Even though scientists already knew about the existence of ice on Comet 67P/Churyumov-Gerasimenko — the same comet that the Rosetta space probe has been tailing and observing since 2014 — scientists have finally confirmed there is frozen H20 right beneath the celestial object's surface.
Using data sets sent from the Rosetta's Visible and Infrared Thermal Imaging Spectrometer (VIRTIS), which is more or less an infrared detector, a team of scientists based at the National Institute for Astrophysics in Rome was able to determine the presence of grain-sized speckles of water ice on areas of 67P where bits of the comet's outer crust had broken off, leaving the frozen droplets exposed.

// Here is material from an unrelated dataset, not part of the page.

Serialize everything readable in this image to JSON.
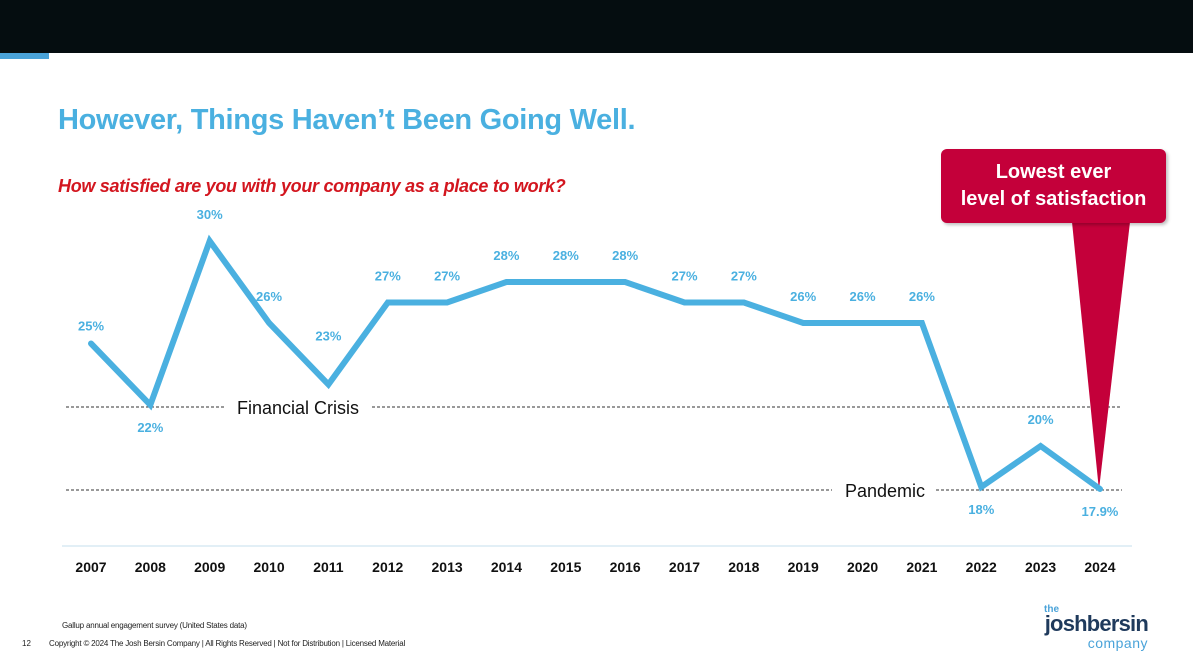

While the researchers, who published their results in the scientific journal Nature, determined that "the nucleus can develop an extended and complex coating in which the outer dehydrated crust is superimposed on layers enriched in water ice," it is still unclear as to how the ice actually formed there in the first place.
However, there are theories: as Physics points out, the smaller grain-like formations might have to do with frost formations that occur as the comet "rotates," or faces away from the sun, and condensation goes from being in hot temperatures to cold.
As for the larger micrometer-range drops? It's still anyone's guess.
What the results do mean is that now scientists have a better idea of not only where water exists on or beneath the comet's surface, but how much.
"We knew water ice made up the majority of the comet, but we didn't know how deep or in what condition it was," said Murthy Gudipati, one of the leading scientists of the study, in an interview with Physics. "This shows that it not very deep at all, perhaps just a few feet beneath the surface."